May 18, 2017 at 3:33 PM ET

A white police officer who shot and killed an unarmed black man in Tulsa, Oklahoma, last year was found not guilty of first-degree manslaughter on Wednesday night.

After a jury deliberated for nine hours, Tulsa Police Officer Betty Shelby was acquitted in the September 2016 death of Terence Crutcher. Soon thereafter, Crutcher’s sister, Tiffany, offered a statement for the family, saying that Tulsa Police tried to cover up her brother’s murder, according to the Tulsa World. Crutcher’s father, Joseph, was equally upset with the verdict.

“Let it be known that I believe in my heart that Betty Shelby got away with murder,” he told CNN. “I have four grandchildren that are at home now, that have lost their daddy.”

On Sept. 16, 2016, Shelby came across an SUV stopped in the middle of a road and a man walking around it.
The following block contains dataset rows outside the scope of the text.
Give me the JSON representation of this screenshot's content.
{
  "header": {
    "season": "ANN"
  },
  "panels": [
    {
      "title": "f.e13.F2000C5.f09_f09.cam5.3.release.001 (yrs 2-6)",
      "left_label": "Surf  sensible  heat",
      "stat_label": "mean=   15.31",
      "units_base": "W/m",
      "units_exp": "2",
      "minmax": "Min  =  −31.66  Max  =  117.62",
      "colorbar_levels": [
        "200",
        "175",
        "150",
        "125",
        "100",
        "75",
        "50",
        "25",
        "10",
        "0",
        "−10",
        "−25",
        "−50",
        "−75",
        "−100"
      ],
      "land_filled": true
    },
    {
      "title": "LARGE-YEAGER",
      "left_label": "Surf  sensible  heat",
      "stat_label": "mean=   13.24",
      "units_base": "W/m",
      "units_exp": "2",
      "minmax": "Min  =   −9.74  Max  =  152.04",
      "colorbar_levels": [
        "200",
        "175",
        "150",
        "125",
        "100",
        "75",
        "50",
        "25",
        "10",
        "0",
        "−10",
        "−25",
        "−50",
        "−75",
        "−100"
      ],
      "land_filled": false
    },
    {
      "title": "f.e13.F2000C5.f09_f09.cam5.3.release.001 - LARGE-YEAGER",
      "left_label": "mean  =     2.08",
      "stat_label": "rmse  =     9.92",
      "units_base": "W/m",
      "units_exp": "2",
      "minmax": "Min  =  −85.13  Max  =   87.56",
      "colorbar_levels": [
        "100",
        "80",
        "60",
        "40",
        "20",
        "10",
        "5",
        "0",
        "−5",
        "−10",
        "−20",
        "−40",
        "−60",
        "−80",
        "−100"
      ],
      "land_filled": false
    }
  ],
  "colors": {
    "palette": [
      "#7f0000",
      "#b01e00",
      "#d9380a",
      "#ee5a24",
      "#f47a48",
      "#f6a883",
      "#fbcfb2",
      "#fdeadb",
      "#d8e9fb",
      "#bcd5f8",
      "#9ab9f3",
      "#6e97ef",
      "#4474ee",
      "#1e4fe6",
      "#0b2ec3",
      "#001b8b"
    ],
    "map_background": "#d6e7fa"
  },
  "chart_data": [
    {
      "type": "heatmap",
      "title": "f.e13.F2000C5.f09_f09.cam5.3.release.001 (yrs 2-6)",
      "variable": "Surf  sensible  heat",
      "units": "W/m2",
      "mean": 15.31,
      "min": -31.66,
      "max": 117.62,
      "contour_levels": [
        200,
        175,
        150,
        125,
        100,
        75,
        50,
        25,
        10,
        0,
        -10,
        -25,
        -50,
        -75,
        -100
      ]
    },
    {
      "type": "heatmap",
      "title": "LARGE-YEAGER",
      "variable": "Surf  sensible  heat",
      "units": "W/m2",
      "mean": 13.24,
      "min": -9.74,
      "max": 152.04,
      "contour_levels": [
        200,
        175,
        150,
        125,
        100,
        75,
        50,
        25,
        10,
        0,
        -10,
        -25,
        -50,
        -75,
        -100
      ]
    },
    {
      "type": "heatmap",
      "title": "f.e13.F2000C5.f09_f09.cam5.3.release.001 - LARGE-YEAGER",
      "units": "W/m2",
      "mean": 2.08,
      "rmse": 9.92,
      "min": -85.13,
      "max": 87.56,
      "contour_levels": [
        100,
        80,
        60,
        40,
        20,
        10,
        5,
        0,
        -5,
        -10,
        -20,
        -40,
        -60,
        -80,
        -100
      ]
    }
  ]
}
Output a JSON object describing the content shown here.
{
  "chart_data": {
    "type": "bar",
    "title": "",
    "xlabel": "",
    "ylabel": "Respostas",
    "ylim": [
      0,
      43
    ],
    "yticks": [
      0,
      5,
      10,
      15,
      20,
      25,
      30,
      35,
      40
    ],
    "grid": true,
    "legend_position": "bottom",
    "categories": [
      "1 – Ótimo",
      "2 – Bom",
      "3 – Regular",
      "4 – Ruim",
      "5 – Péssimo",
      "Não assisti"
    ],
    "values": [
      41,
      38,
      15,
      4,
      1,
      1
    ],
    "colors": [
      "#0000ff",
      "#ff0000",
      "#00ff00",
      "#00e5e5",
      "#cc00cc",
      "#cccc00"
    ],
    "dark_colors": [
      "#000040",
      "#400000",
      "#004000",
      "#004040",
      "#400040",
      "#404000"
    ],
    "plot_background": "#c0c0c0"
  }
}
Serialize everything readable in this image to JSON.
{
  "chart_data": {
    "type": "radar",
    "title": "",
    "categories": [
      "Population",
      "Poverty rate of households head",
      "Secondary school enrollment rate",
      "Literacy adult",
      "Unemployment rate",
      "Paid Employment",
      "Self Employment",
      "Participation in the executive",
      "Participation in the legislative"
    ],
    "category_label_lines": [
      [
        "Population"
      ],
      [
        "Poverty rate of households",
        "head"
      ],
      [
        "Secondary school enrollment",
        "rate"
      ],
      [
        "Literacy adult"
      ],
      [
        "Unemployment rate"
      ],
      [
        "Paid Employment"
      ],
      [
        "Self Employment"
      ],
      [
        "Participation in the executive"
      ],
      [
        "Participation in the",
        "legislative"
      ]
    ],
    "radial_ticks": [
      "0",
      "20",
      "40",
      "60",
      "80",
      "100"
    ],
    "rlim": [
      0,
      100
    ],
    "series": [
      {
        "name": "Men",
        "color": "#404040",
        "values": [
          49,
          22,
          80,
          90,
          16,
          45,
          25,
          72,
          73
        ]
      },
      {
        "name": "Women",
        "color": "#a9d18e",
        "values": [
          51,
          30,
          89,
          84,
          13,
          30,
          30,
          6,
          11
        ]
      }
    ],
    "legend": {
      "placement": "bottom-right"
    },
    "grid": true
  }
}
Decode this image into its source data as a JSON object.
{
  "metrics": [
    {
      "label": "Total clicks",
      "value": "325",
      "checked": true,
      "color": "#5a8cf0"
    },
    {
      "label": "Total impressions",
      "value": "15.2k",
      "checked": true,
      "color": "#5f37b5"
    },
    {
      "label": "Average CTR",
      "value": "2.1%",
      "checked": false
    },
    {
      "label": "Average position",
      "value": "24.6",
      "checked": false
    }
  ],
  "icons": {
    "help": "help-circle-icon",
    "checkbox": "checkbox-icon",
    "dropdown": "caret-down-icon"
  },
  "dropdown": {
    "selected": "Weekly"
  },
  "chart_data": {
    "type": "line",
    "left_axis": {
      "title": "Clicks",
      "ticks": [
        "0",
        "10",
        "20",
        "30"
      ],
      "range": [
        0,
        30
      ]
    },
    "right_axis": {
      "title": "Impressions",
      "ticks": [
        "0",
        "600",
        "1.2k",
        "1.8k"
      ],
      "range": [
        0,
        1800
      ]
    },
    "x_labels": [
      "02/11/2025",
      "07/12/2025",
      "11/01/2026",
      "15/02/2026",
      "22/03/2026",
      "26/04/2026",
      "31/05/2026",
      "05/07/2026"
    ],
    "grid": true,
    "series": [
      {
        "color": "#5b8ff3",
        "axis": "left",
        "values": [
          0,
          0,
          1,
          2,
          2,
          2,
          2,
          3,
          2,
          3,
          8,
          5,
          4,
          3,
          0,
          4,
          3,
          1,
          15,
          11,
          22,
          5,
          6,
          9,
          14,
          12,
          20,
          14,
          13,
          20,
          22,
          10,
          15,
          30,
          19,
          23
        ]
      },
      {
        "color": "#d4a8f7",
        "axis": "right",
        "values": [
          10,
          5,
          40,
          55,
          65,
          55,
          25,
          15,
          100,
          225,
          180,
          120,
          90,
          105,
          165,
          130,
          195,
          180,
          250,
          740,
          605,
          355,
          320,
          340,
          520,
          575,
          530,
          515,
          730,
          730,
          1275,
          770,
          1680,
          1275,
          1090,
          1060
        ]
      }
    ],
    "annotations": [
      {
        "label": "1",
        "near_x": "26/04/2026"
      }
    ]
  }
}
In helicopter and dashcam videos of the incident, several officers approached the scene as Crutcher put his hands behind his head and walked away from officers and toward his car. The videos are partially obscured, but Crutcher appeared to reach into the car, at which point one officer shocked him with a Taser. The other, Shelby, shot him.

Shelby would later say she suspected Crutcher was high and reaching into the car for a weapon, leaving her with no choice but to shoot him. No gun was found on Crutcher or in the car, but PCP was found in his system.

In April, Shelby told “60 Minutes” that Crutcher displayed “zombie-like” behavior when she first encountered him. She admitted that while he wasn’t aggressive at the time, he later refused to comply with her and other officers’ commands to get on his knees.

“I saw a threat and I used the force I felt necessary to stop a threat,” Shelby said at the time. “I have sorrow that this happened, that this man lost his life. But he caused the situation to occur. So in the end, he caused his own.”

The Crutcher verdict is the latest example of how difficult it is for a police officer to be charged, and convicted, for shooting and killing black men under questionable circumstances. Of the recent high-profile cases, only one — Michael Slager — is currently facing jail time after pleading guilty to federal charges. (His state murder trial ended in a hung jury). In April 2015, Slager shot Walter Scott in the back as Scott ran away, which was captured on video by a bystander.

Oklahoma Gov. Mary Fallin offered a plea to Oklahomans to remain civil and respectful of the verdict.

“Those who disagree with the verdict have the right to express their opinions. I just ask that they do so in a peaceful manner,” Fallin said in a statement. “I appeal to Tulsans and others to remain calm. Our thoughts and prayers should be with the Terence Crutcher and Betty Shelby families during this difficult time.”